Foto: Sebastian Gollnow, dpa (Symbolbild) | Gewalt in der Pflege ist ein strukturelles Problem, wie eine neue Studie des ZQP zeigt.

Pflegebedürftige Menschen und ihr Umfeld müssen häufig darauf vertrauen, dass das Pflegepersonal sich gut kümmert. Leider ist das aber nicht immer gewährleistet. Schlimmer noch: Ein wiederkehrendes Problem in der Pflege ist Gewalt. Aber nicht nur Bewohner und Bewohnerinnen von Pflegeheimen sind betroffen, sondern auch die, die sie versorgen: das Pflegepersonal. In 37 Prozent der Pflegeheime in Deutschland gibt es Probleme mit Aggressivität und Gewalt, wie eine neue Befragung von Leitungen in Pflegeheimen des Zentrums für Qualität in der Pflege (ZQP) zeigt.

Welche Formen von Gewalt gibt es in der Pflege?

Bei diesen Gewaltvorkommnissen handele es sich nicht um Einzelfälle. 69 Prozent der Befragten gaben an, sich an mindestens einen Vorfall von Gewalt gegen Bewohnerinnen oder Bewohner in der Einrichtung im zurückliegenden Jahr zu erinnern.

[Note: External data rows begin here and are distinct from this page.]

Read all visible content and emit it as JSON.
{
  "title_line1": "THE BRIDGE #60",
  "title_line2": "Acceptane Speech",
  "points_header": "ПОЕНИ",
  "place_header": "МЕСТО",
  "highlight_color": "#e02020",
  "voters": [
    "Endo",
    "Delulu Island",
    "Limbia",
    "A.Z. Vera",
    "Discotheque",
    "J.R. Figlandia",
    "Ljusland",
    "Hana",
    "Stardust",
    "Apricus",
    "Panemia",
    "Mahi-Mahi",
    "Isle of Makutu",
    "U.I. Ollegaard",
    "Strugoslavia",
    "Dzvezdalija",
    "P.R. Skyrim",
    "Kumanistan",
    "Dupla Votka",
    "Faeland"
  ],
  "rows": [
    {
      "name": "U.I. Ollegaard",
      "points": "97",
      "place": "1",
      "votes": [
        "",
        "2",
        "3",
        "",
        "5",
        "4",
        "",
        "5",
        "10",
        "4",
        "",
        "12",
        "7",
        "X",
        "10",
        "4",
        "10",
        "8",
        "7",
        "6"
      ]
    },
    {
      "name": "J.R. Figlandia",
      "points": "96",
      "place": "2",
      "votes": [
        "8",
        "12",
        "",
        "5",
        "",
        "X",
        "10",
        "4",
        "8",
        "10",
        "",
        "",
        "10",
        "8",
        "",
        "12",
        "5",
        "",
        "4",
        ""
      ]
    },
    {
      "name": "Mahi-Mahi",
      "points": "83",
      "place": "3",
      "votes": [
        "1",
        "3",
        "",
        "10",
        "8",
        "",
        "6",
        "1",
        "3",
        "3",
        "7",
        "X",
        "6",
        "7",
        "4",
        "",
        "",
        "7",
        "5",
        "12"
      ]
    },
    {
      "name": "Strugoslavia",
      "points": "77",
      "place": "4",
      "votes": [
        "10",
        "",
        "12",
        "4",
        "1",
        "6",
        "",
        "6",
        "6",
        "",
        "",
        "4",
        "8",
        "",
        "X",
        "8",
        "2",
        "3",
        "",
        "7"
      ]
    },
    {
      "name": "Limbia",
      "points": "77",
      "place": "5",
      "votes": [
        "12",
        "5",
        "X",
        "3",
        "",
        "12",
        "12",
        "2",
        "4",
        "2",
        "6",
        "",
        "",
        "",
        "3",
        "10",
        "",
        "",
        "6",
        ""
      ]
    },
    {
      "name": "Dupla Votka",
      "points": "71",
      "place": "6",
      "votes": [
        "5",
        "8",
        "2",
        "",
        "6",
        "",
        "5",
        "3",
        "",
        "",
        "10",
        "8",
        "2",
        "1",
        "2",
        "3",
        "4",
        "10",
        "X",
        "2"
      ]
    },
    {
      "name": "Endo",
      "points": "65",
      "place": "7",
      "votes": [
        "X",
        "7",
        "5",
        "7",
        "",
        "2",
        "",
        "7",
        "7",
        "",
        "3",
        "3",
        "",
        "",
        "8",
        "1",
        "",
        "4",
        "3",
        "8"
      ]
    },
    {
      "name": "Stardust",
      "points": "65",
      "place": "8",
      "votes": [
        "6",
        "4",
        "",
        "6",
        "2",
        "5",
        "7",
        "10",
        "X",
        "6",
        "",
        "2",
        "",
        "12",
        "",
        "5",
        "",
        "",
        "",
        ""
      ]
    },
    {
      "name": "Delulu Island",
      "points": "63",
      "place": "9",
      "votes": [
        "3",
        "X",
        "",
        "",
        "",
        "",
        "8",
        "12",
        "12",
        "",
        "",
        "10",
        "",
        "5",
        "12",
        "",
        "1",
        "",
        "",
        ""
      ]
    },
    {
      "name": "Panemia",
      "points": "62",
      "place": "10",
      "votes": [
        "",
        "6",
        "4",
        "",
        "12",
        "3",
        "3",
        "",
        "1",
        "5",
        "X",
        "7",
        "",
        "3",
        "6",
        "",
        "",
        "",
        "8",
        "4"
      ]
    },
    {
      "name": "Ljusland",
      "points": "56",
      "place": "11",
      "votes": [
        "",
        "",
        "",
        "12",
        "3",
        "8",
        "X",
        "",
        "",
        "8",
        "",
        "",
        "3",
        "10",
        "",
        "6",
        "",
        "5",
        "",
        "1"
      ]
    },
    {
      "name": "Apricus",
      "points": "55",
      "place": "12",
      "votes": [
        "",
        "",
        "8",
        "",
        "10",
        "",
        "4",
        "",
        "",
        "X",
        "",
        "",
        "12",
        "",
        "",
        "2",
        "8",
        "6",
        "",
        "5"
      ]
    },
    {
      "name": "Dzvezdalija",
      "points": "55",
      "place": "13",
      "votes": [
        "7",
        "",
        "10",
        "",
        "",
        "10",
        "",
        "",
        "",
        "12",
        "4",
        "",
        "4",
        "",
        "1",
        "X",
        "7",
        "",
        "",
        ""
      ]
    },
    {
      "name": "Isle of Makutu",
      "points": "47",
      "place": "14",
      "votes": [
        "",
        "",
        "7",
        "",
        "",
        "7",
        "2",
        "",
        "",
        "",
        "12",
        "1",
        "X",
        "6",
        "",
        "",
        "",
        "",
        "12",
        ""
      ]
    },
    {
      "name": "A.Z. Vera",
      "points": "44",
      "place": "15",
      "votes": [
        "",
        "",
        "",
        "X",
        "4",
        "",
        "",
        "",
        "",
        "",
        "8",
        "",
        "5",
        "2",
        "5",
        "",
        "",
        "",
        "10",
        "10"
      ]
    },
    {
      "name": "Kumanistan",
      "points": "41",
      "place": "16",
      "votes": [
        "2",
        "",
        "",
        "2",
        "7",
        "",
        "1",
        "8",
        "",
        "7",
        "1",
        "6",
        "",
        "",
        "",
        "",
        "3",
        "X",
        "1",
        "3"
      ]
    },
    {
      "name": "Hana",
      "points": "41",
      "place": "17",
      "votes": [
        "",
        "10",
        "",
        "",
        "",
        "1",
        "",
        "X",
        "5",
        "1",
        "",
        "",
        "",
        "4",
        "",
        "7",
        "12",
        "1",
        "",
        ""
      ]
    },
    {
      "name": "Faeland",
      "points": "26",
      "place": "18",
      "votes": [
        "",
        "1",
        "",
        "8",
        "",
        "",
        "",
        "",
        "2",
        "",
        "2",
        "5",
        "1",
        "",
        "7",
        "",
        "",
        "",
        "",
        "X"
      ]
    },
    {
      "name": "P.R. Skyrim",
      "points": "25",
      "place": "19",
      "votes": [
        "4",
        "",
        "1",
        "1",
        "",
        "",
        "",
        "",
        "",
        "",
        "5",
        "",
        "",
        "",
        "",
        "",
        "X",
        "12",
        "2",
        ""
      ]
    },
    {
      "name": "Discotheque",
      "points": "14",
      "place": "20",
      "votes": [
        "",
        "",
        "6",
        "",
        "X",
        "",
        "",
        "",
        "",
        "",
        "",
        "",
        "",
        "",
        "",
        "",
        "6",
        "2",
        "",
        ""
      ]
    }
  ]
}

Auch gebe es verschiedene Formen von Gewalt, die bereits im Verbalen begännen, wie der Vorstandsvorsitzende des ZQP Ralf Suhr gegenüber der Deutschen Presseagentur (dpa) erklärt: "Gewalt zu erfahren, bedeutet für die oft hochaltrigen pflegebedürftigen Menschen zum Beispiel, dass sie beschimpft werden, körperliche und teilweise auch sexualisierte Übergriffe erleben." Andere Gewaltformen seien Vernachlässigung in der Pflege oder die Missachtung des Selbstbestimmungsrechts. "Gewalterfahrungen bedrohen ihre Lebensqualität, ihre Gesundheit und verletzen ihre Rechte", fügt Suhr hinzu.

Aber Gewalt geht nicht immer vom Pflegepersonal aus. Diese mache laut ZQP-Studie nur 19 Prozent der Gewalthandlungen aus. Mit 63 Prozent ginge Gewalt am häufigsten von den Bewohnern und Bohnerinnen selbst aus, die sich untereinander Leid zufügen. Auch Angehörige, die zu Besuch in die Einrichtung kommen, können der Studie zufolge ein Risiko für die Bewohner und Bewohnerinnen sein, wie 19 Prozent der Befragten angaben.

Wie kann man der Gewalt in der Pflege vorbeugen?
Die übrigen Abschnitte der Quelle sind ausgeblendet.